Zeitschrift für Zelluläre und Molekulare Pharmakologie

Abstrakt

Effects and Mechanisms of Xiaochaihu Tang against Liver Fibrosis: An Integration of Network Medicine, Molecular Moorage and Experimental Validation

Sai Krishna

Ethno pharmacological connectedness: Liver pathology could be a probably harmful chronic disease caused by numerous etiologies. there’s presently no specific drug for liver pathology. Xiaochaihu Tang (XCHT) could be a ancient formula combined of seven herbs, that was 1st recorded within the writing on symptom Diseases in Han dynasty of ancient China. it’s wide utilized in clinic to internal organ protection, analgesic, antipyretic and anti inflammatory treatment. And it’s been suggested for treating chronic infectious disease and chronic rubor within the latest tips for the designation and treatment of liver pathology with integrated ancient and western drugs. However, the underlying restrictive mechanisms stay elusive.

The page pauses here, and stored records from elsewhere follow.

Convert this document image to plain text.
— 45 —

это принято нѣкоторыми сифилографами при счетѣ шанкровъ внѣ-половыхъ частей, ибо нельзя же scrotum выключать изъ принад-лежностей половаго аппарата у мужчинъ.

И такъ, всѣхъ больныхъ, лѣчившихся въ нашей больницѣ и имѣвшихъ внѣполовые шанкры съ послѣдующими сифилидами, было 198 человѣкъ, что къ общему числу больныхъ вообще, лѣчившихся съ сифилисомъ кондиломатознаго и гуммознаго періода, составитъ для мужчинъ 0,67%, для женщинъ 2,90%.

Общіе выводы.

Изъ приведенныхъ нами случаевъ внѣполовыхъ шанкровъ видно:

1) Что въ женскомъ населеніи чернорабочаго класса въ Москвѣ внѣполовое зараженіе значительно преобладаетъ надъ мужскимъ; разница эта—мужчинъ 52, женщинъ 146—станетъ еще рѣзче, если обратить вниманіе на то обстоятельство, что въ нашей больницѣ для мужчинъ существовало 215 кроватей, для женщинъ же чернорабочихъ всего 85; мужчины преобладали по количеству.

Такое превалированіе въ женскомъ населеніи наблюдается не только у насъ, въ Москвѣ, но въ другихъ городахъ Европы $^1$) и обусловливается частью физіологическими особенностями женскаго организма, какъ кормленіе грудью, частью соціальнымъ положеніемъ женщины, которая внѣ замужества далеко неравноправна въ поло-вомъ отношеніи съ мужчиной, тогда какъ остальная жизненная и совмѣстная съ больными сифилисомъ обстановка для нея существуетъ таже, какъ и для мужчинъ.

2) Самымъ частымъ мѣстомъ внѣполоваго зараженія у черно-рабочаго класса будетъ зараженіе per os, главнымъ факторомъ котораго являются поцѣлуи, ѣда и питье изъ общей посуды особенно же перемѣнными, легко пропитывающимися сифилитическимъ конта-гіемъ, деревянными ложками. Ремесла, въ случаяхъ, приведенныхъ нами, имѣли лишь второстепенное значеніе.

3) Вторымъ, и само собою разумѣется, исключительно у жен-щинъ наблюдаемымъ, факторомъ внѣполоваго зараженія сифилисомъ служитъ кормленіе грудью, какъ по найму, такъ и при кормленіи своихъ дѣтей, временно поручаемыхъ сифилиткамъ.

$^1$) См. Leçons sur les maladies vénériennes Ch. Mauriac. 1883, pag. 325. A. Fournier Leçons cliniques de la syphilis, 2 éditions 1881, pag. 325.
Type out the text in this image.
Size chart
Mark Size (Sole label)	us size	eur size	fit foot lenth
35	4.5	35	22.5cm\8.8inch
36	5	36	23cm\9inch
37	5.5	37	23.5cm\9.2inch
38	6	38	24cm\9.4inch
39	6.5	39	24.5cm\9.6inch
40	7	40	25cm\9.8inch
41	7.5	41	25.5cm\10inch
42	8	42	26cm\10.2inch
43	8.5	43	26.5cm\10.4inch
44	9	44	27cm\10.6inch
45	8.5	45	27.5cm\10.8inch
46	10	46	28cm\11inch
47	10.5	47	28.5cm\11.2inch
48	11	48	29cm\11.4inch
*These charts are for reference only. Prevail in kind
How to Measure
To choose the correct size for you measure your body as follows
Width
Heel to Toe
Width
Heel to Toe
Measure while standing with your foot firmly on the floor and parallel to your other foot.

Aim of the study: This study aims to explore the therapeutic effects of XCHT on liver pathology and its underlying molecular mechanisms from the attitude of network medicine and experimental analysis.

Materials and strategies: Carbon tetrachloride (CCl4) iatrogenic and channel tying (BDL) iatrogenic liver pathology models in mice were established to guage the anti-fibrosis effects of XCHT in vivo. Potential antifibrosis targets of XCHT were screened via network institution [1]. Through GO and route enrichment analysis, the underlying mechanisms were discovered.Then, the core targets were known from protein-protein interaction network by means that of the Cytohubba plug-in of Cytoscape. what is more, 2 effective compound parts of XCHT were recognized by molecular moorage. Moreover, the anticipated parts and pathways were verified by in vitro experiments [2].

Results: When treated with XCHT, liver pathology was mitigated in each mice models, showing because the improvement of liver perform, the protection of hepatocytes, the inhibition of HSC activation and also the reduction of internal organ scleroprotein accumulation. 540 compound parts, three hundred therapeutic targets, 109 communication pathways, 246 GO biological processes, seventy seven GO cellular parts, 107 GO molecular functions things and core targets were known by network analysis[3]. Then, 6-gingerol and baicalein were known because the core parts of anti-fibrosis effects of XCHT via leptin or Nrf2 communication pathway. what is more, the experiment in vitro conjointly valid the results.

Conclusions: Our study suggests XCHT might alleviate liver pathology through multi-targets and multipathways; 6-gingerol and baicalein ar its core parts which can play a crucial role via leptin or Nrf2 communication pathway [4].